Noncoding RNAs including long noncoding RNAs (lncRNAs) and microRNAs (miRNAs) are abnormally expressed in neurodevelopment and neurodegenerative diseases including PD (Majidinia et al., 2016, Oe et al., 2019). Growing evidences support a key role of lncRNAs and miRNAs in dopaminergic dysfunction in neurological pathologies, such as PD (Carrick et al., 2016). LncRNAs are longer than 200 nucleotides (nt), and are structurally similar to message RNAs (mRNAs), even though lncRNAs have little protein coding capacity (Lyu et al., 2019). Newest researches on the pathogenesis of diseases have elucidated that lncRNAs are emerging targets for diagnosis and drug treatment of PD (Lyu et al., 2019), and that the role of several lncRNAs have already been illuminated in the pathogenesis of PD (Fan et al., 2019, Majidinia et al., 2016). However, the research on contribution of lncRNAs in PD remains infant. LncRNA nuclear enriched assembly transcript 1 (NEAT1) is aberrantly-mostly upregulated in non-cancerous pathological conditions, including neurodegenerative diseases (Prinz et al., 2019). Furthermore, the de novo investigations have disclosed the close relationship among NEAT1, inflammatory response (Xie et al., 2019, Zhang et al., 2019b) and oxidative stress (Simchovitz et al., 2019, Sunwoo et al., 2017). Here, we intended to explore the role of NEAT1 in inflammatory injury and oxidative damage in PD.
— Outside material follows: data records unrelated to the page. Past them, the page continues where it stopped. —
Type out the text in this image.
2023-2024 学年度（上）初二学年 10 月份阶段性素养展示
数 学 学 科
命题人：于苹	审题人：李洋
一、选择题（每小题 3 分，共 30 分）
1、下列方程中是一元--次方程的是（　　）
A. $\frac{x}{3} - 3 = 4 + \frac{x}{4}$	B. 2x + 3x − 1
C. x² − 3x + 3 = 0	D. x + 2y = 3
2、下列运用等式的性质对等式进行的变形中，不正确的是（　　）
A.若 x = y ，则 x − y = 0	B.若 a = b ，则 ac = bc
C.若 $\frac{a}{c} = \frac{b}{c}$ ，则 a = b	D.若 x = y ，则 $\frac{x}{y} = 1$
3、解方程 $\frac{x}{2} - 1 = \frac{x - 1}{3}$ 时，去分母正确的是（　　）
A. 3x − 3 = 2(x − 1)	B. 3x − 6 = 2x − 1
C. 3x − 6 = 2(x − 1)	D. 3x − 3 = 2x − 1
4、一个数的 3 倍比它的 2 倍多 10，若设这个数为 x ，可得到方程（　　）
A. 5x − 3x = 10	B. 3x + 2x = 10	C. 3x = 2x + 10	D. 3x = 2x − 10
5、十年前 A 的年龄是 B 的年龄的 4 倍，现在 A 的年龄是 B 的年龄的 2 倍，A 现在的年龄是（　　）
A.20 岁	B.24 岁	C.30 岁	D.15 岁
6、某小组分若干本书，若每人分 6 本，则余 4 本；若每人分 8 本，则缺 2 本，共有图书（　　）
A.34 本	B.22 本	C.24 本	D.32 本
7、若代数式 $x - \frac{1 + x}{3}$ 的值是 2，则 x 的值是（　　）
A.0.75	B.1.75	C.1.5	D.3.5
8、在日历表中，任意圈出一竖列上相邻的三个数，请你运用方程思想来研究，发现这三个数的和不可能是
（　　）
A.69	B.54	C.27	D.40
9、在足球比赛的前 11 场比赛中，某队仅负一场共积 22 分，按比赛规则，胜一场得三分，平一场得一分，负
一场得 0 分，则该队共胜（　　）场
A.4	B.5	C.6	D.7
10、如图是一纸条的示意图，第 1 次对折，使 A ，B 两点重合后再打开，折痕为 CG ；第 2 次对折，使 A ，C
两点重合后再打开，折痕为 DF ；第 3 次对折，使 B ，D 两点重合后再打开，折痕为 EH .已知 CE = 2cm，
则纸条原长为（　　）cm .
MiRNAs are a class of transcripts (19–24 nt) that control the expression of multiple mRNAs at post-transcriptional level (Majidinia et al., 2016). Numerous documents have expounded the prominent role of miRNAs in PD (Goh et al., 2019), and cell-free miRNAs are considered as potential biomarkers for central nervous system disorders including PD (Doxakis, 2020, van den Berg et al., 2020). MiRNA (miR)-1277-5p is associated with accurate molecular classification of different cancers, such as kidney cancer, colorectal cancer, hepatocellular carcinoma (Cao et al., 2019, Motieghader et al., 2017, Youssef et al., 2011). Nevertheless, the function of miR-1277-5p is not well understood presently. Thus, we wondered the role of miR-1277-5p in MPP⁺-induced dopaminergic neurons.

The presented study focused on the expression of NEAT1 and miR-1277-5p in MPP^+-induced model of PD in dopaminergic neuroblastoma SK-N-SH cells. Furthermore, the role of both was also investigated in inflammatory injury and oxidative damage in response to MPP⁺. Notably, the molecular mechanism of NEAT1 was further clarified through functioning as a competing endogenous RNA (ceRNA) of miR-1277-5p to regulate Rho GTPase-activating protein 26 (ARHGAP26, also known as GRAF), a negative regulator of the Rho family (Wang et al., 2013).